You are also right that the term ME/CFS has not been a help and it certainly didnt forge the way for ME, ME has been a WHO recognised disease since 1969 and unfortunately the writers of the CCC chose to ignore this fact, all the ICC does it put these Doctors back in line with the WHO and turns the clock back to pre 1988 before the CDC and wessely school started playing fast and loose with the truth. The term ME/CFS came about because as Dr Hyde points out the writers of the CCC made the mistake of thinking that ME and CFS where the same thing which they are not and never have been. It is certainly not the case as cort ascertains that The outbreaks continued on with Hyde stating in 2003 that he had reports of over sixty of them (but they no longer figured in the literature) people might have chosen to ignore this literature, but the literature on almost all of the outbreaks and research into ME always has been and still is easily available in the medical journals such as the Lancet and JAMA, some of it has been collected here http://forums.phoenixrising.me/show...+ME+Research+Literature+and+other+information for some reason the writers of the CCC either didnt do their research or choose to ignore it, and instead constantly referenced their own work never a good way to get a balanced scientific view and something Wesseley and co have also done a lot of. Which is a great shame because they ended up with a criteria that doesnt properly define ME or anything else, and is largely a collection of symptoms that could be caused by a vast number of different diseases. Theres a review of the CCC here http://www.hfme.org/canadianreview.htm

Thankfully the likes of Dr Carruthers are now correcting these mistakes in the ICC but its a shame its taken eight years.

The ICC is defiantly an improvement but it still has some weak points that will hopefully improve over time.

Its strong points are a return to the correct name ME putting it in line with WHO.

Stating that it is a neurological disease and affects the CNS so it is now in line with all the research going back decades.

Getting rid of the having to wait six months before diagnosis, which is the kind of insane thing that only the CDC could invent, and a lot of previous research showed that confining patients to bed long after the initial phase was the best chance of full recovery.

Getting rid of persistent fatigue as the defining symptom, fatigue has never been a defining symptom of ME.

Getting rid of the nonsensical phrase PEM as a defining symptom, because it has no way of being measured and is found in numerous conditions.

Getting rid of the vast collection of different symptoms that people could chose from which was bound to lead to misdiagnosis, and limiting it to primary symptoms, because as an example some ME patients do experience POTs but its also found in about forty other different conditions so its not something to base a diagnosis on.

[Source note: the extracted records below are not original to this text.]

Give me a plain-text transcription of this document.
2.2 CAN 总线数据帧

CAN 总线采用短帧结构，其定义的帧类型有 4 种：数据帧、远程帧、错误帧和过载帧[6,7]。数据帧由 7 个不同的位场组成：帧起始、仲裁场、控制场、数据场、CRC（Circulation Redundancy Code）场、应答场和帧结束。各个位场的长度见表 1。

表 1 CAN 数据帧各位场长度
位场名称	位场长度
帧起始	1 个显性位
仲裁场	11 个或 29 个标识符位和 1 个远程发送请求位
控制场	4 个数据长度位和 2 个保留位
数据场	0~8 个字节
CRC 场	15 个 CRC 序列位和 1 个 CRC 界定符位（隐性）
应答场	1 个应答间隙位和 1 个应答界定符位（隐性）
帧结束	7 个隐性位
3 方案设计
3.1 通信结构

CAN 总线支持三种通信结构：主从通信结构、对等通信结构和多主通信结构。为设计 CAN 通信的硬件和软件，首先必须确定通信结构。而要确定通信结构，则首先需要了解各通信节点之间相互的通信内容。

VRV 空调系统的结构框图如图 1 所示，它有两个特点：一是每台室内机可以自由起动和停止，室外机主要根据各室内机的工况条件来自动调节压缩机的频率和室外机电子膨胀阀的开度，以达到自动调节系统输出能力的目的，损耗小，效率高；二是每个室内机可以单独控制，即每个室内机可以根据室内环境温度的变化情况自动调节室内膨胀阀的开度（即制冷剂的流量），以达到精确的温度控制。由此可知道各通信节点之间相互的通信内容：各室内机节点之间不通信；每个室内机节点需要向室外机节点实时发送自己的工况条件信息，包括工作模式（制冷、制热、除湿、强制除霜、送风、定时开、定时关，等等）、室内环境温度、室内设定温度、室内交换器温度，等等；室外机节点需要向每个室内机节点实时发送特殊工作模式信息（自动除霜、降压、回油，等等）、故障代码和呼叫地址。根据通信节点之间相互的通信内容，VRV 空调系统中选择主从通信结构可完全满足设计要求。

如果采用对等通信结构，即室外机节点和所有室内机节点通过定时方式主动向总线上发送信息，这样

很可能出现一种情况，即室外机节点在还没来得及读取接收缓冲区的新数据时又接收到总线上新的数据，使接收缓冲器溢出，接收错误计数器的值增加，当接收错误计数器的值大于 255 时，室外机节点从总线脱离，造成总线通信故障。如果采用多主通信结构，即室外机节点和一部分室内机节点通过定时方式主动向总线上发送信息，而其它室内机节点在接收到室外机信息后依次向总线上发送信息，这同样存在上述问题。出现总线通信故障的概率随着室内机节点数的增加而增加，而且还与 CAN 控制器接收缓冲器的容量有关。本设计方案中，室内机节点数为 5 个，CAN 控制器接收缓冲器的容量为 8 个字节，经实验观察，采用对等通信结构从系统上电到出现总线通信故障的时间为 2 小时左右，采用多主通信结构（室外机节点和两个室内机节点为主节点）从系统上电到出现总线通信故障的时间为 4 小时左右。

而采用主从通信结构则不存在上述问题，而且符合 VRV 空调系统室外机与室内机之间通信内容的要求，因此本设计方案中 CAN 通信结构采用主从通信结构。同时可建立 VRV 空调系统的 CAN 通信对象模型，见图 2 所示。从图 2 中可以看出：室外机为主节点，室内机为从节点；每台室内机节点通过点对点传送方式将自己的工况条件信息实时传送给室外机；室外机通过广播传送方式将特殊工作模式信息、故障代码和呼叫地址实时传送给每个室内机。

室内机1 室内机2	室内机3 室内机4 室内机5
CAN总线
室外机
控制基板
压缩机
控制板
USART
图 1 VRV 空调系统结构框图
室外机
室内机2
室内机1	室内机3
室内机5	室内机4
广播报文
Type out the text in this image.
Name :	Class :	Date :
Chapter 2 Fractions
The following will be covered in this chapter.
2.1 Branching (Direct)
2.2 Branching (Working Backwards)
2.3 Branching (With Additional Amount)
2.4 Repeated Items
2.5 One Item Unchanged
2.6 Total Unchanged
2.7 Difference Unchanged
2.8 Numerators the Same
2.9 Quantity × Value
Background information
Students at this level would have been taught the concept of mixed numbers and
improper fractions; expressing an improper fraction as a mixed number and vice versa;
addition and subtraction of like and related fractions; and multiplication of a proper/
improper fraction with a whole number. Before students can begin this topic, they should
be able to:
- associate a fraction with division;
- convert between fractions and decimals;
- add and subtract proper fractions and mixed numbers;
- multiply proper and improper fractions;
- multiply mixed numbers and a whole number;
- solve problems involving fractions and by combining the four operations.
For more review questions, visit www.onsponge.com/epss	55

Getting rid of the name ME/CFS which is as nonsensical as HIV/MS or Addisons/leprosy

But it does have some major weak points

The main one is it is not testable!!!! As the IMEA points out here http://www.imeassoc.com/Response__ME_ICC.html

If people compare it to the nightingale definition link http://www.nightingale.ca/documents/Nightingale_ME_Definition_en.pdf
Dr Hyde lays out all the things that can be tested for that confirm diagnosis

Diffuse Brain Injury Observed on Brain SPECT

Testable Neuropsychological Changes

Testable Major Sleep Dysfunction

Testable Vascular & Cardiac Dysfunction

Testable Endocrine Dysfunction

Without having the testing thats needed to confirm diagnosis this then still leaves people in the dark as to whether they have the correct diagnosis!!! And although they spend a lot of time talking about measurable brain changes etc in the ICC they give no guidelines for testing for them. There are other illness that will give the same or very similar symptoms as those laid out in the ICC and without proper testing guidelines this leaves inexperienced and often unmotivated doctors guessing at the diagnosis.

It would be helpful if theyre not going to include testing, if they included a section on what other diseases to rule out, by this I mean the diseases that are similar and have to be ruled out before a diagnosis of ME is confirmed an example of this can be found here in relation to MS http://emedicine.medscape.com/article/1146199-differential

Instead all the ICC say is Exclusions: As in all diagnoses, exclusion of alternate explanatory diagnoses is achieved by the patients history, physical examination, and laboratory/biomarker testing as indicated.

From my experience and from what Ive heard from a lot of people the average doctor needs very detailed explanations on what to do because a lot of them are useless!!!!

Dr Hyde goes into more detail about ME having two different phases the onset and chronic phase as does all the old litrature, which I think they could of emphasised more in the ICC as its important that doctors are aware of this so they can make the diagnosis quickly!!!

Obviously the CDC and Wessely are not going to be rushing to embrace this criteria and putting their hands up and admitting that theyve been making up rubbish since 1988, but the thing that fills me with some hope for ME sufferers is that I see on the list of authors that the WPI and Dr Chia are involved, which means that the virologist Dr Ian Lipkin will know about this criteria because hes been involved with the WPI, if he uses it to select the patients for his investigations theres a far higher chance of there actually being a lot of ME patients selected then there would be using any of the other definitions, other then the Nightingale and the Ramsey definitions, and if he is aware of Dr Chias work on Enteroviruses and looks for them then there is a high chance that the cause will be found as there is decades of research implicating Enteroviruses in ME, including finding them in the blood, by muscle and stomach biopsy and in the brains of autopsied ME patients none of which has ever been properly refuted and which the CDC and Wessely have known about and swept under the carpet for decades. So hopefully a cause and a cure for ME arent too far away!! Unfortunately that still leaves the other 18 million people abandoned to suffer unless they can get properly investigated to find the cause of their illness.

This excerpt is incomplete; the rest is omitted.